Cowboy Junkies: All That Reckoning

Videos by American Songwriter

Cowboy Junkies
All That Reckoning
(Latent Recordings)
Rating: 4 out of 5 stars

It’s easy for Americana fans to take Canada’s Cowboy Junkies for granted. But it’s also unfair.

This journeyman band, who have maintained their core four-piece line-up since 1986’s debut, have been dependably cranking out splendid, often edgy albums every few years, touring steadily, stretching the parameters of a distinctive sound they own and generally steering clear of the commercial mainstream for over three decades. All the while they have quietly cultivated dedicated, if not quite cult, followers (affectionately called “llamas”) through the sheer quality, integrity and consistency of their music and work ethic.

So it comes as somewhat of a surprise that this is the band’s first studio album in six years, the longest they have gone between releases. It’s also their most overtly political set where writer/guitarist Michael Timmons combines his often downbeat, dark and emotionally introspective musings with similarly unsettling images of the present political climate. “Welcome to the age of dissolution” hums singer Margo Timmins in her distinctive hushed croon over a softly strummed heartbeat of muted guitar and muscular if subdued rhythm section. “Everything unsure, everything unstable” she continues, hammering the concept atop the Junkies usual drowsy narcotic yet creeping vibe, a sound they own.

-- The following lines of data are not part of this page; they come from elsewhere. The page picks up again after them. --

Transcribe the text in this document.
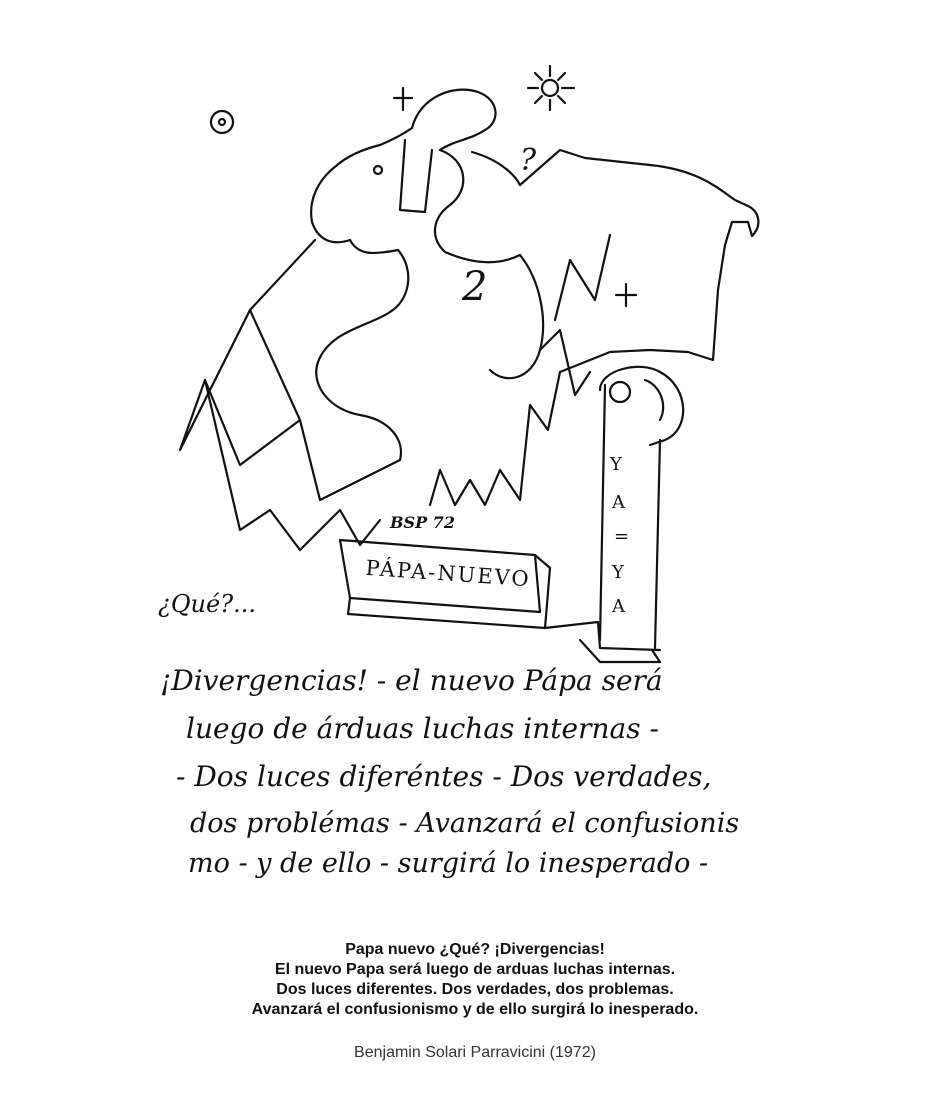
2
?
PÁPA-NUEVO
Y
A
=
Y
A
BSP 72
¿Qué?...
¡Divergencias! - el nuevo Pápa será
luego de árduas luchas internas -
- Dos luces diferéntes - Dos verdades,
dos problémas - Avanzará el confusionis
mo - y de ello - surgirá lo inesperado -
Papa nuevo ¿Qué? ¡Divergencias!
El nuevo Papa será luego de arduas luchas internas.
Dos luces diferentes. Dos verdades, dos problemas.
Avanzará el confusionismo y de ello surgirá lo inesperado.
Benjamin Solari Parravicini (1972)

Elsewhere, “Missing Children (The Tyger)” seems to be ripped from recent headlines with lyrics, “Their frozen perfect faces stare out,” although the song is about forgotten kids caught up in world politics, it’s eerily prescient for recent developments. Perhaps the most direct Timmins gets to current events is on “The Things We Do to Each Other,” where the words “Fear is not so far from hate,” are clearly aimed at the current administration. 

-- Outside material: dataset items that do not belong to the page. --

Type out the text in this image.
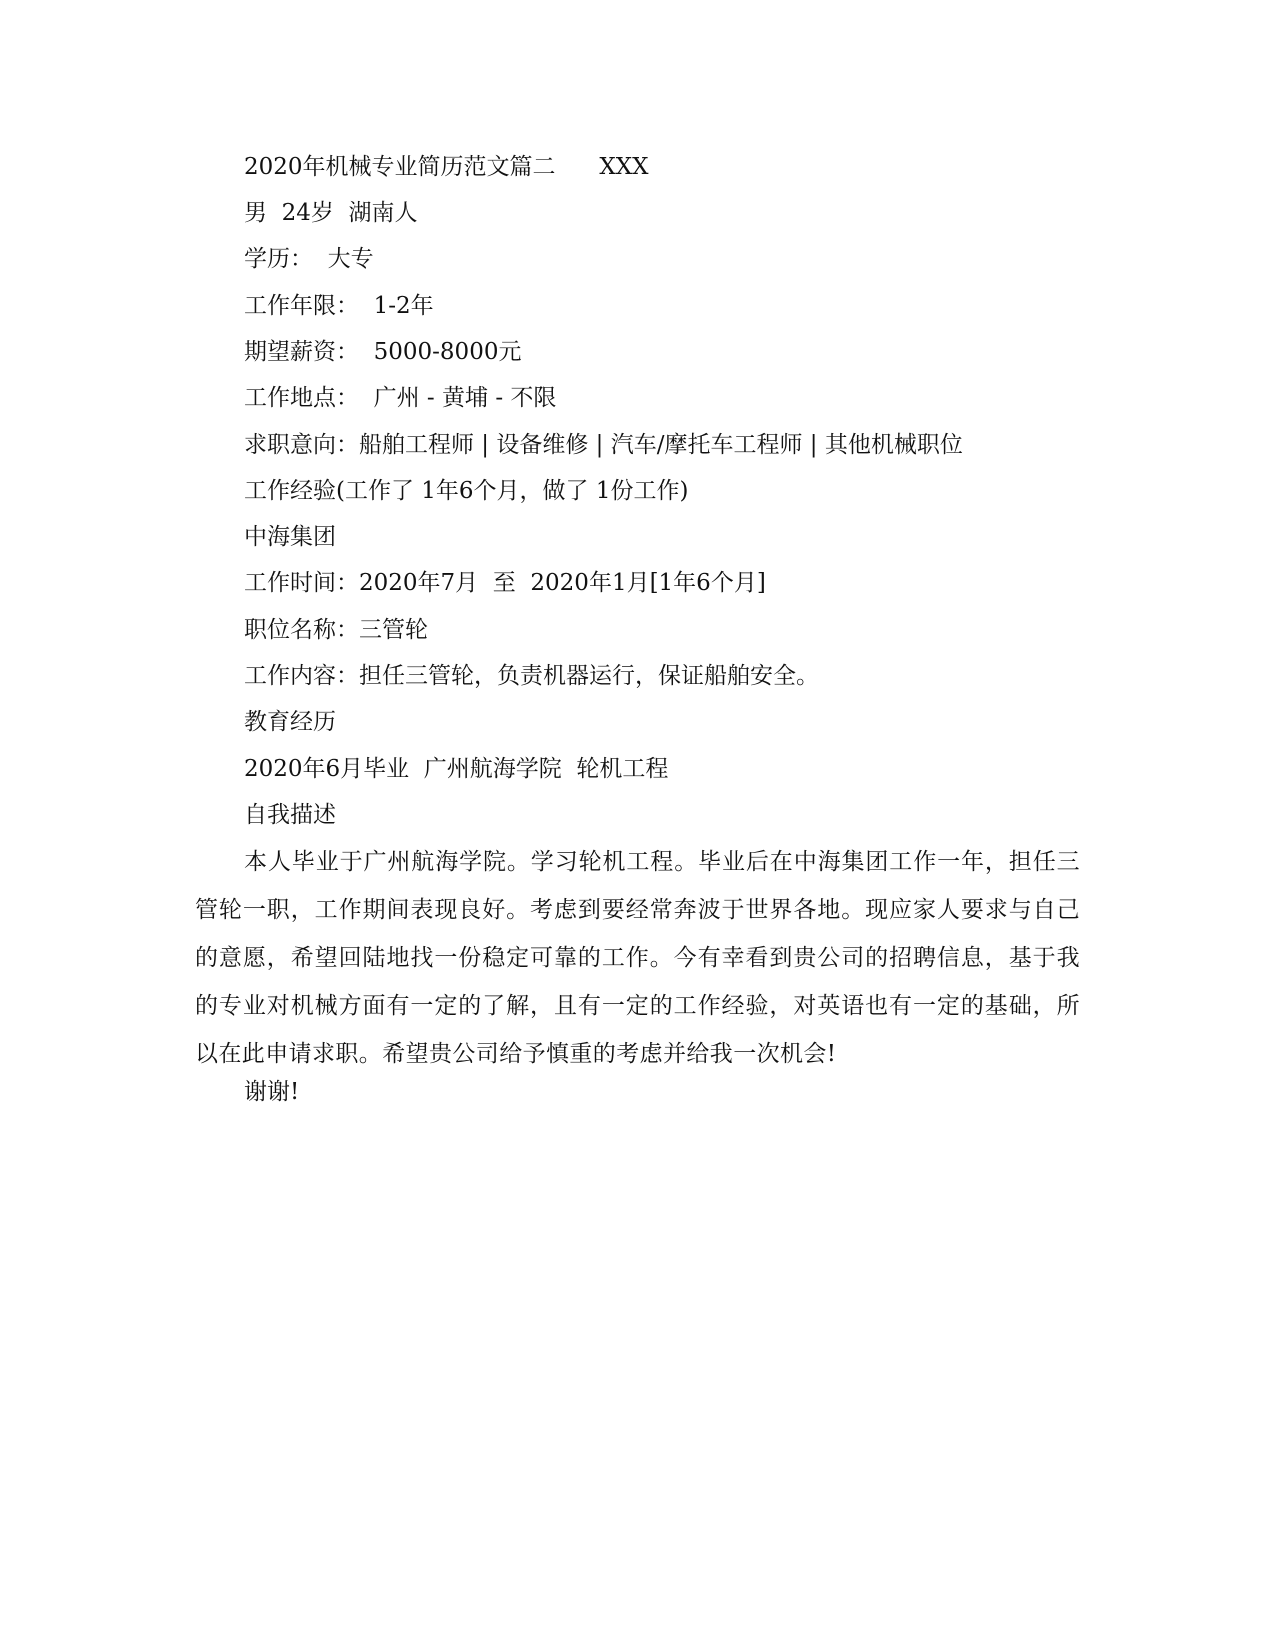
2020年机械专业简历范文篇二      XXX
男  24岁  湖南人
学历：  大专
工作年限：  1-2年
期望薪资：  5000-8000元
工作地点：  广州 - 黄埔 - 不限
求职意向：船舶工程师 | 设备维修 | 汽车/摩托车工程师 | 其他机械职位
工作经验(工作了 1年6个月，做了 1份工作)
中海集团
工作时间：2020年7月  至  2020年1月[1年6个月]
职位名称：三管轮
工作内容：担任三管轮，负责机器运行，保证船舶安全。
教育经历
2020年6月毕业  广州航海学院  轮机工程
自我描述
本人毕业于广州航海学院。学习轮机工程。毕业后在中海集团工作一年，担任三管轮一职，工作期间表现良好。考虑到要经常奔波于世界各地。现应家人要求与自己的意愿，希望回陆地找一份稳定可靠的工作。今有幸看到贵公司的招聘信息，基于我的专业对机械方面有一定的了解，且有一定的工作经验，对英语也有一定的基础，所以在此申请求职。希望贵公司给予慎重的考虑并给我一次机会!
谢谢!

Sonically, this could be the group’s third album or their 20th. But the Junkies’ by now patented laconic, submerged, cautious backing that occasionally explodes in shards of tense, jagged electric guitar, as on this disc’s “Sing Me a Song,” over the propulsive throb of bass and drums with Margo’s alternatively seductive and vitriolic voice, is elastic enough to find new crevices to refine and expand their artistic vision. While the band has never strayed far from its trademarked slow sizzle/burn, these songs have hooks, melodies and especially arrangements (guest fiddle, keyboards and lead guitar bolster the approach) that subtly grab listeners, sucking them into their world. 

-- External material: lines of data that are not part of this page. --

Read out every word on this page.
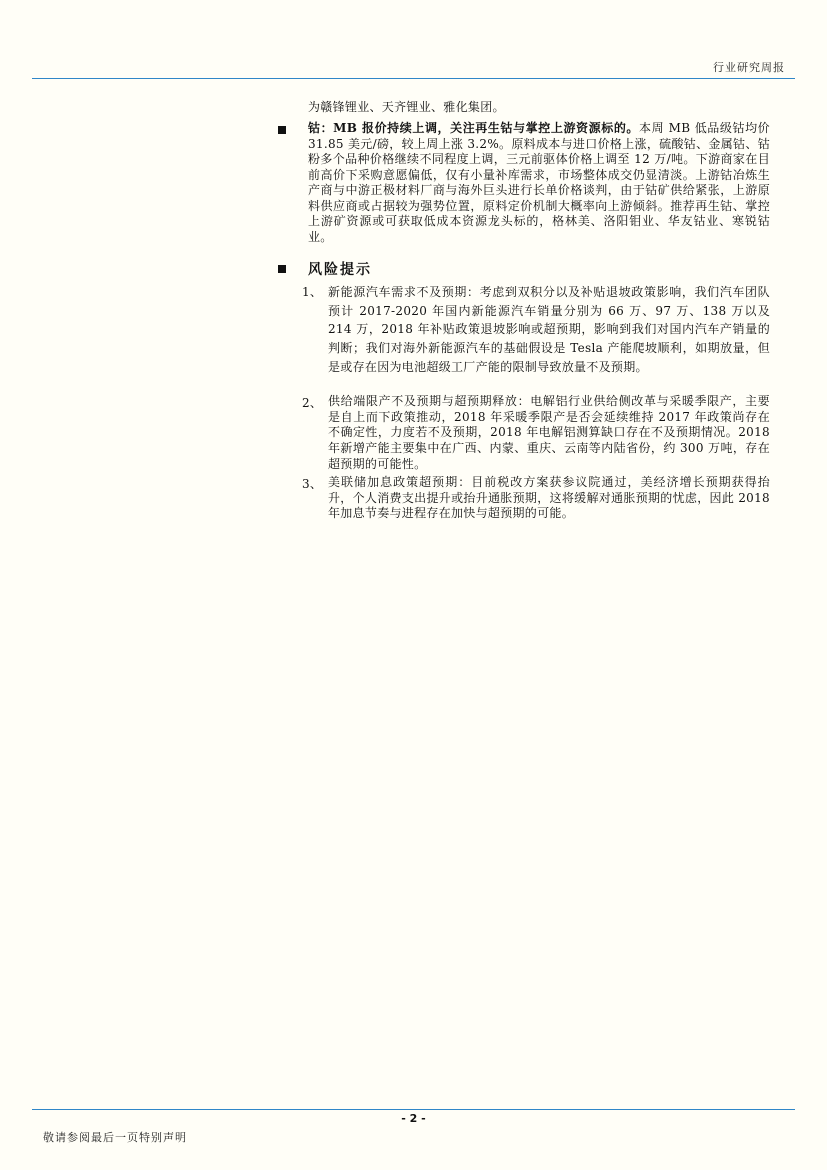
行业研究周报
为赣锋锂业、天齐锂业、雅化集团。
钴：MB 报价持续上调，关注再生钴与掌控上游资源标的。本周 MB 低品级钴均价 31.85 美元/磅，较上周上涨 3.2%。原料成本与进口价格上涨，硫酸钴、金属钴、钴粉多个品种价格继续不同程度上调，三元前驱体价格上调至 12 万/吨。下游商家在目前高价下采购意愿偏低，仅有小量补库需求，市场整体成交仍显清淡。上游钴冶炼生产商与中游正极材料厂商与海外巨头进行长单价格谈判，由于钴矿供给紧张，上游原料供应商或占据较为强势位置，原料定价机制大概率向上游倾斜。推荐再生钴、掌控上游矿资源或可获取低成本资源龙头标的，格林美、洛阳钼业、华友钴业、寒锐钴业。
风险提示
1、 新能源汽车需求不及预期：考虑到双积分以及补贴退坡政策影响，我们汽车团队预计 2017-2020 年国内新能源汽车销量分别为 66 万、97 万、138 万以及 214 万，2018 年补贴政策退坡影响或超预期，影响到我们对国内汽车产销量的判断；我们对海外新能源汽车的基础假设是 Tesla 产能爬坡顺利，如期放量，但是或存在因为电池超级工厂产能的限制导致放量不及预期。
2、 供给端限产不及预期与超预期释放：电解铝行业供给侧改革与采暖季限产，主要是自上而下政策推动，2018 年采暖季限产是否会延续维持 2017 年政策尚存在不确定性，力度若不及预期，2018 年电解铝测算缺口存在不及预期情况。2018 年新增产能主要集中在广西、内蒙、重庆、云南等内陆省份，约 300 万吨，存在超预期的可能性。
3、 美联储加息政策超预期：目前税改方案获参议院通过，美经济增长预期获得抬升，个人消费支出提升或抬升通胀预期，这将缓解对通胀预期的忧虑，因此 2018 年加息节奏与进程存在加快与超预期的可能。
- 2 -
敬请参阅最后一页特别声明
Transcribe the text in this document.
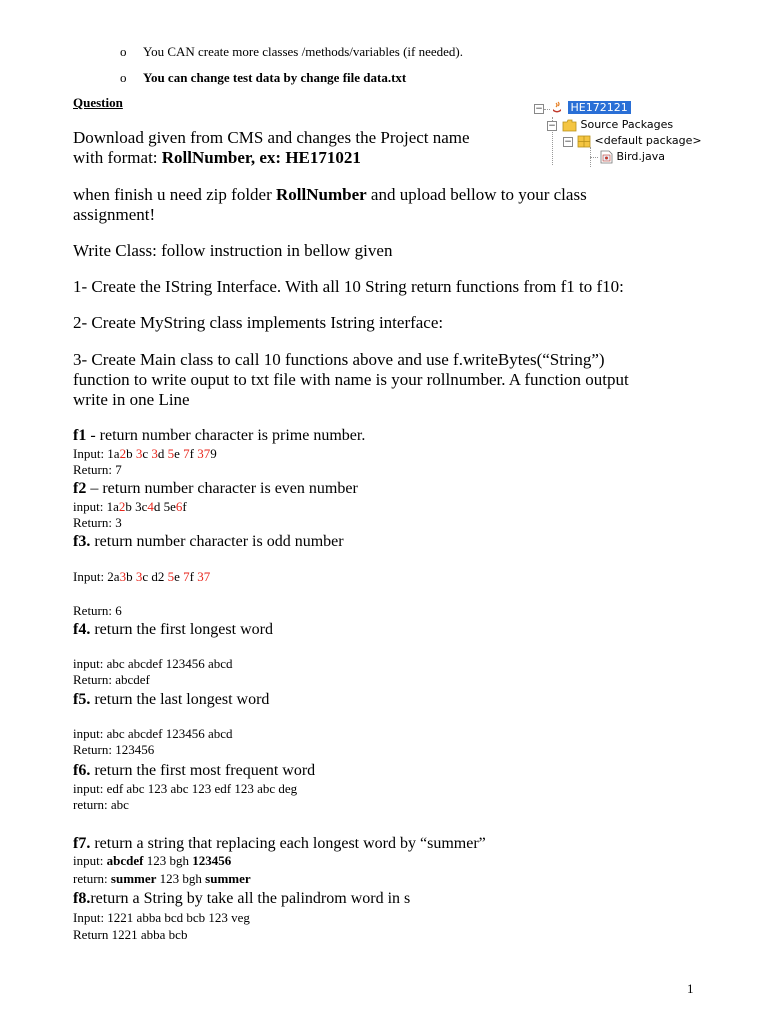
o You CAN create more classes /methods/variables (if needed).
o You can change test data by change file data.txt
Question	−	HE172121
−	Source Packages
−	<default package>
Bird.java
Download given from CMS and changes the Project name
with format: RollNumber, ex: HE171021
when finish u need zip folder RollNumber and upload bellow to your class
assignment!
Write Class: follow instruction in bellow given
1- Create the IString Interface. With all 10 String return functions from f1 to f10:
2- Create MyString class implements Istring interface:
3- Create Main class to call 10 functions above and use f.writeBytes(“String”)
function to write ouput to txt file with name is your rollnumber. A function output
write in one Line
f1 - return number character is prime number.
Input: 1a2b 3c 3d 5e 7f 379
Return: 7
f2 – return number character is even number
input: 1a2b 3c4d 5e6f
Return: 3
f3. return number character is odd number
Input: 2a3b 3c d2 5e 7f 37
Return: 6
f4. return the first longest word
input: abc abcdef 123456 abcd
Return: abcdef
f5. return the last longest word
input: abc abcdef 123456 abcd
Return: 123456
f6. return the first most frequent word
input: edf abc 123 abc 123 edf 123 abc deg
return: abc
f7. return a string that replacing each longest word by “summer”
input: abcdef 123 bgh 123456
return: summer 123 bgh summer
f8.return a String by take all the palindrom word in s
Input: 1221 abba bcd bcb 123 veg
Return 1221 abba bcb
1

Perhaps the beauty, sadness, frustration and overall musical and lyrical creativity of All That Reckoning will help widen the Cowboy Junkies’ somewhat limited audience. But even if that doesn’t happen, this is another impressive notch in the group’s expansive catalog belt and a further illustration that their classy, classic talents show no signs of dissipating as they settle into middle age.